HSBC CEO: AI Will Create and Destroy Jobs

HSBC CEO Georges Elhedery says AI will create and destroy certain jobs across the financial industry, with the bank planning to retrain its workforce to embrace the coming shift.
Speaking at an HSBC investor day event beginning on 19 May, Georges said workers needed to embrace AI-driven change rather than resist it and work with the bank on navigating the new technology.
“We all know generative AI will destroy certain jobs and will create new jobs,” Georges said.
“But my initial mission is I need 200,000 colleagues with us on this journey.
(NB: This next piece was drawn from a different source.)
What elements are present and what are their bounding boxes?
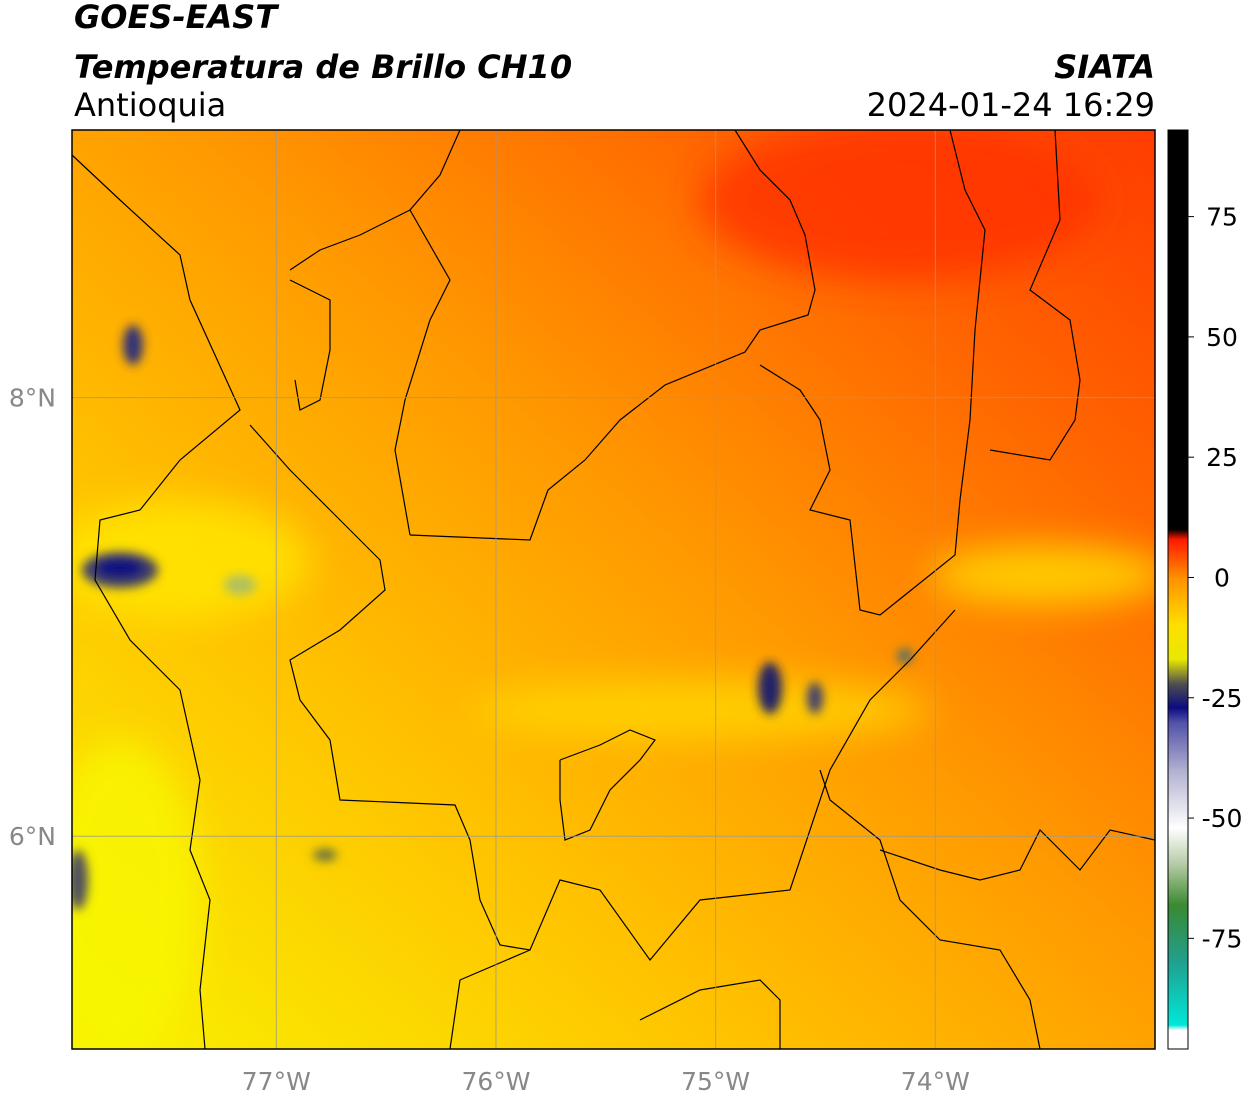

However many will be left at the end of the journey isn't the problem.
“The problem is how can we make sure that those 200,000 colleagues have been given all the capabilities, the training, the tools to make themselves future ready, be more productive versions of themselves.”
Georges also said HSBC staff needed to ensure they were “not fighting” the bank over these developments and weren’t “resisting the change”.
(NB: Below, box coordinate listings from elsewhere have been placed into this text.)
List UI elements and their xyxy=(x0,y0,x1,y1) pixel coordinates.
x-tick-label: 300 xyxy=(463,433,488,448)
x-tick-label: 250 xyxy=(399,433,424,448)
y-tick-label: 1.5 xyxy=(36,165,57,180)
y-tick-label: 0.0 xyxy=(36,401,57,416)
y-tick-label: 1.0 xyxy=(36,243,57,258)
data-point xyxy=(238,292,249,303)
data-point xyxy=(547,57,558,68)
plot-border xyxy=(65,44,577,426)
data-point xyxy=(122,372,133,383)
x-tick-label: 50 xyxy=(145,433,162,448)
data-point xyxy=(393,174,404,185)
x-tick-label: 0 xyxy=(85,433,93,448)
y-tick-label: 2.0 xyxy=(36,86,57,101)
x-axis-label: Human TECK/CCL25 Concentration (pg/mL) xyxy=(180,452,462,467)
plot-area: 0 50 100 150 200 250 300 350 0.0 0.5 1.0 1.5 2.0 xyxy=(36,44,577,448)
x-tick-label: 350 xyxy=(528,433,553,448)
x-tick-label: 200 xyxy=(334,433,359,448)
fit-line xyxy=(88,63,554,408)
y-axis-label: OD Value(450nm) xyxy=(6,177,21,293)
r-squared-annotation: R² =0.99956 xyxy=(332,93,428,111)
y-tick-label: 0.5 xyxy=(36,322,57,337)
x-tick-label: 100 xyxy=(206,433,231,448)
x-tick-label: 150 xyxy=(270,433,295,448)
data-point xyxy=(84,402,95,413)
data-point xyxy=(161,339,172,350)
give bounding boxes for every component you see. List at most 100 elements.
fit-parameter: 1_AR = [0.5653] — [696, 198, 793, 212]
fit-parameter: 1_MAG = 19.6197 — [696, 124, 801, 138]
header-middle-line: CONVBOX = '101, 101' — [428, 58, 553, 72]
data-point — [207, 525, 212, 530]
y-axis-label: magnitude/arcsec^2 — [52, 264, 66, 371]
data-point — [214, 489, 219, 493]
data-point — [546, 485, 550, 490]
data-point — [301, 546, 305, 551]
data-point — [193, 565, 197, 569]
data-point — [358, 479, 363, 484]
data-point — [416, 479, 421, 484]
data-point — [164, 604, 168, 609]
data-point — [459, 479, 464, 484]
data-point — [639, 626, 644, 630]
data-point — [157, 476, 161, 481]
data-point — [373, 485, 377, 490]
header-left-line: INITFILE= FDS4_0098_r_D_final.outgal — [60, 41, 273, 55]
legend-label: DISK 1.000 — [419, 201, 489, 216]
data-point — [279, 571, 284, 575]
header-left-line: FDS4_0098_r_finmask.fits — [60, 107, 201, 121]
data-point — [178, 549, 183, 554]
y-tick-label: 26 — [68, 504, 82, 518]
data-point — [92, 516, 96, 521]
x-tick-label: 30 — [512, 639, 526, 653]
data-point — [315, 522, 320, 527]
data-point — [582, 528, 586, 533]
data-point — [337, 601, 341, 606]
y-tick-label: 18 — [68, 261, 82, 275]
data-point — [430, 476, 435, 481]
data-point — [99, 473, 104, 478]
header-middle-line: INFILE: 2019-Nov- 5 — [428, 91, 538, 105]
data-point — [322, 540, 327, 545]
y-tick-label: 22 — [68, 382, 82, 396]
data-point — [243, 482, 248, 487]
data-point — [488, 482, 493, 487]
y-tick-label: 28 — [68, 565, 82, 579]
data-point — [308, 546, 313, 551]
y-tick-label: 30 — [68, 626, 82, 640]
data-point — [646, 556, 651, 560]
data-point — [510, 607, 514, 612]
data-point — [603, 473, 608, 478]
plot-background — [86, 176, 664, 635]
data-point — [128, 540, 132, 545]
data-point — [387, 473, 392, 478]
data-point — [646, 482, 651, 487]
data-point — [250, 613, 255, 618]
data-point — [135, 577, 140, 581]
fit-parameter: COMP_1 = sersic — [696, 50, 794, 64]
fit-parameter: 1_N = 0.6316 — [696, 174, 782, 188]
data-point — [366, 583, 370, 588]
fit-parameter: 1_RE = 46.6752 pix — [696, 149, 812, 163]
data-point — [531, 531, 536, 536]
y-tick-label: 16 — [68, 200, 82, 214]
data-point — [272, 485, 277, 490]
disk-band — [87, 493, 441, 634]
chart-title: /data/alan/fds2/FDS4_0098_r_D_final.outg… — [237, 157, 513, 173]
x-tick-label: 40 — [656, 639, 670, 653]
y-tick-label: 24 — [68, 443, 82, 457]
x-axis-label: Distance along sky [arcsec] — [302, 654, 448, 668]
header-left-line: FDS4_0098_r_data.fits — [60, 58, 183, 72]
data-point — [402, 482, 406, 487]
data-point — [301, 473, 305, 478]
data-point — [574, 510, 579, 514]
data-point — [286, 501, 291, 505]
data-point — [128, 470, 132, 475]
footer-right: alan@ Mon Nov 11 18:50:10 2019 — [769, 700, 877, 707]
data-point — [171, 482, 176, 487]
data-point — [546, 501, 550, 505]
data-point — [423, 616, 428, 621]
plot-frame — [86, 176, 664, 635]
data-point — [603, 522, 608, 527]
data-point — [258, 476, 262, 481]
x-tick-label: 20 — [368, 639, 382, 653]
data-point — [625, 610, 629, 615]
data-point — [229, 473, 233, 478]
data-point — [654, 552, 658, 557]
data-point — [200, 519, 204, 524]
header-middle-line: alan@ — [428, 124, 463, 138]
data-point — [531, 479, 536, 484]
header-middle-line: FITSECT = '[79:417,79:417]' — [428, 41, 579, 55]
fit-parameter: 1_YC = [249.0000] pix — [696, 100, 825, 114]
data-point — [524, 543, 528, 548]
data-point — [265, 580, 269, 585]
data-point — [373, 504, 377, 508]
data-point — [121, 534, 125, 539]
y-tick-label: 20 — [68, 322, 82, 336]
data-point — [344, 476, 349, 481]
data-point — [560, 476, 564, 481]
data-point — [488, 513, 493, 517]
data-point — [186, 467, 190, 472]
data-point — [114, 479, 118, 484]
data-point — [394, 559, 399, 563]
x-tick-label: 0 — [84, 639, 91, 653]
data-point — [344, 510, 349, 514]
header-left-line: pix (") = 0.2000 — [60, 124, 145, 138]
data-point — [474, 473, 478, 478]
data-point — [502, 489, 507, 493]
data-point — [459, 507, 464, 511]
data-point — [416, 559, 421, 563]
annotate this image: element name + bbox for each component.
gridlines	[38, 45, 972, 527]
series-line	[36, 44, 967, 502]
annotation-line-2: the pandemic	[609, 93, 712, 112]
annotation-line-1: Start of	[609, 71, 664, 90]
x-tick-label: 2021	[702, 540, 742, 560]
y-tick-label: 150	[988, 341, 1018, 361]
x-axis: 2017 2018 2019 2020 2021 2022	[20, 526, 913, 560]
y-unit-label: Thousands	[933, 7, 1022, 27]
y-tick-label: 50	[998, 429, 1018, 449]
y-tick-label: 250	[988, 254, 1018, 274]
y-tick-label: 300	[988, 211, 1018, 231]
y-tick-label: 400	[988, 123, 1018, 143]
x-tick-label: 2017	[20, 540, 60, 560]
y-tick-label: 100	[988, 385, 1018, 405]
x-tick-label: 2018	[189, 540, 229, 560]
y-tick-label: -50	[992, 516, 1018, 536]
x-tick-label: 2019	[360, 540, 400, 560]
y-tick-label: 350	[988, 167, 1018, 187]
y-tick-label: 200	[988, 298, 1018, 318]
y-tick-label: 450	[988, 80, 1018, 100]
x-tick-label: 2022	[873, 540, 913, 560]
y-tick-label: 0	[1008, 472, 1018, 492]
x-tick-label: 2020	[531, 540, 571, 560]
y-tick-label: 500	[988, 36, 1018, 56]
He added that getting the bank “future ready” was his top priority as it recognised the “enormous opportunity” in AI.
The rush to save costs and drive automation
Georges’s points on AI and its future impact comes a day after HSBC rival bank Standard Chartered announced plans to cut thousands of jobs worldwide over the next few years, making it the first global bank to explicitly connect job cuts with AI adoption.
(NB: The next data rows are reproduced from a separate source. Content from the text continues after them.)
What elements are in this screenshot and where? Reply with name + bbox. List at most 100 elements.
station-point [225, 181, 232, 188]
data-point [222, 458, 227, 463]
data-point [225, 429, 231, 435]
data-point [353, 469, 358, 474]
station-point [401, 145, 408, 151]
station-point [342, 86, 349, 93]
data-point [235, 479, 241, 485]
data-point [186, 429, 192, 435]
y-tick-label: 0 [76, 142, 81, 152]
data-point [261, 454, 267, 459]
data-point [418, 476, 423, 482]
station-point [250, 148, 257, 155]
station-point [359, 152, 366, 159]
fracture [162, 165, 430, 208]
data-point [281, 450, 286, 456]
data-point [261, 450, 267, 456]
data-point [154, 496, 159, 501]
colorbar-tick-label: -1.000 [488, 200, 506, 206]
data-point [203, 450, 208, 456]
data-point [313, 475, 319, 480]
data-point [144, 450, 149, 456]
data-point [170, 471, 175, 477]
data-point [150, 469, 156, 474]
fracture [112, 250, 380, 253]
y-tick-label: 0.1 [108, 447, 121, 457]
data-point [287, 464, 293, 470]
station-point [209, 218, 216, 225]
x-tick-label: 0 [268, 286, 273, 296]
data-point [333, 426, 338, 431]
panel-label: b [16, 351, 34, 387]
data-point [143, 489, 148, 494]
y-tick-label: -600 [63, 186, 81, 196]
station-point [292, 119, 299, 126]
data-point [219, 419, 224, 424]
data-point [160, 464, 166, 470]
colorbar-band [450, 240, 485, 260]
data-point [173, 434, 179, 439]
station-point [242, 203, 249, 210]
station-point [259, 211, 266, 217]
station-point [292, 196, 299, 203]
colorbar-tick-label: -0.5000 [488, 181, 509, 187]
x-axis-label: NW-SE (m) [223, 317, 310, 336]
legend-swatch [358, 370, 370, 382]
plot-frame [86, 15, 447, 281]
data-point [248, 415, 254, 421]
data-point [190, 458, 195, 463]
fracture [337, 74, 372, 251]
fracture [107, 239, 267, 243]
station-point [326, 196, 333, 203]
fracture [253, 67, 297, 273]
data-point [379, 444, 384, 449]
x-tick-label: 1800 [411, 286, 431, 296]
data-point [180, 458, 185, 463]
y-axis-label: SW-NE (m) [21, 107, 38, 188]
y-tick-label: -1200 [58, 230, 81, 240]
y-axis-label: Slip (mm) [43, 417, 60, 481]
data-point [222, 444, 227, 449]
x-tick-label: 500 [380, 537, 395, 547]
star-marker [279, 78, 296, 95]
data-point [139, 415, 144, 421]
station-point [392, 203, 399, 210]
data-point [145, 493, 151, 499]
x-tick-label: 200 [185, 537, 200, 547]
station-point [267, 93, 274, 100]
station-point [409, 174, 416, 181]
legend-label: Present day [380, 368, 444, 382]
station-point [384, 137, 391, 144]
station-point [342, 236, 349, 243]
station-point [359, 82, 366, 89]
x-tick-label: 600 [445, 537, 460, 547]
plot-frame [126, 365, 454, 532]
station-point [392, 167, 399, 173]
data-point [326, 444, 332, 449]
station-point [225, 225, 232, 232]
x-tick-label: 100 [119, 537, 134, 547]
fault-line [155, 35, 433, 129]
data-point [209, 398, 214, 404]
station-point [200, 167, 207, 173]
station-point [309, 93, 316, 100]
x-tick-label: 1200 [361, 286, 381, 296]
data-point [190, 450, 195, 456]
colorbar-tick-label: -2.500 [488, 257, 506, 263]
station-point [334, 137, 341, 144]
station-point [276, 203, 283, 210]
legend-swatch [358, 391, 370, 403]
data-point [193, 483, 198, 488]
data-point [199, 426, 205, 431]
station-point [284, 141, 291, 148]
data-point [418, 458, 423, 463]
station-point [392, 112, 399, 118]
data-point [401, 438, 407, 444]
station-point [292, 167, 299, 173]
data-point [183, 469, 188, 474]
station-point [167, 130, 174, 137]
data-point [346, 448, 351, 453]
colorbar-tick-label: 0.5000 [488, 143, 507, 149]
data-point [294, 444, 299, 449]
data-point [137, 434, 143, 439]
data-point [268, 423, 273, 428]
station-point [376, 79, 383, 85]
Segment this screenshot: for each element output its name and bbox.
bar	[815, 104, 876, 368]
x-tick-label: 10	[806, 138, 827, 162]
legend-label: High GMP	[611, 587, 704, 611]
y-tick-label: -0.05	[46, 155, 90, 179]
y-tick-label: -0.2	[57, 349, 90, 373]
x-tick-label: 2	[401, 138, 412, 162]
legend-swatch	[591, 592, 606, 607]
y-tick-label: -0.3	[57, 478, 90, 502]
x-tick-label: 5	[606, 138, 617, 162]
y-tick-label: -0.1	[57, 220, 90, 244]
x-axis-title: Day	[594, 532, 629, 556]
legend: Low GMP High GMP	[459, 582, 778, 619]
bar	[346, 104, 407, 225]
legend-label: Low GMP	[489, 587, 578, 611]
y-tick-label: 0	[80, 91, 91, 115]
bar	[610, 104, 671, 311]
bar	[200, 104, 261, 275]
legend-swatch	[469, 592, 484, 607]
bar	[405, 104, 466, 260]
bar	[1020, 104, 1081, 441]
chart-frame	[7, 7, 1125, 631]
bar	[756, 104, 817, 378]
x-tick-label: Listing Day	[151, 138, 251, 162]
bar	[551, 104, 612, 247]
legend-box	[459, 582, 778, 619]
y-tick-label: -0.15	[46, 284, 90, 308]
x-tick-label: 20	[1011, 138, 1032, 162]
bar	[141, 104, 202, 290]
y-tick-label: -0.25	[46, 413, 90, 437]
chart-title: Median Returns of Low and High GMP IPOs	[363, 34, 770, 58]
Speaking at a Hong Kong investor event on 19 May, Standard Chartered CEO Bill Winters said the bank plans to replace “lower-value human capital” with technology and other investments.
“We don’t have job losses, but we do have job role reductions in favour of the machines,” Bill told the event’s audience, “and that will accelerate as we go forward into AI”.
He added that the jobs affected were mostly non-client facing.
The bank said it plans to cut 15% of its corporate function roles by 2030, which could see more than 7,000 redundancies across its 80,000-employee workforce worldwide.
These comments from HSBC and StanChart highlight a common trend among financial institutions, with global banks increasingly looking to cost-saving measures amid the rush to integrate frontier AI models.
Empowering employees and customers with AI
In March 2026, HSBC appointed David Rice as the company’s first Chief AI Officer, which further highlighted the bank’s AI strategy and its goal of increasing returns through cost savings and automating and streamlining its operations.
During an earnings call in February 2026, Georges said generative AI was one of the bank’s most important investment areas, with plans to use the technology for employee assistance, process reengineering and customer experience.
“Our ambition here is simple – we will empower our colleagues to use AI to create a personalised experience for each customer, deliver it safely, in real time and at scale, while keeping human judgement, decision-making and accountability at the core,” Georges said on the call.
The bank’s onboarding and Know Your Customer function, financial risk and monitoring, contact centres, and wealth management, are also undergoing an AI transformation, according to an investor presentation during the event.
According to data from McKinsey, global banks plan to substantially increase AI investments over the next few years. The data estimates that generative AI could add between US$200bn and US$340bn in value annually across the entire banking sector.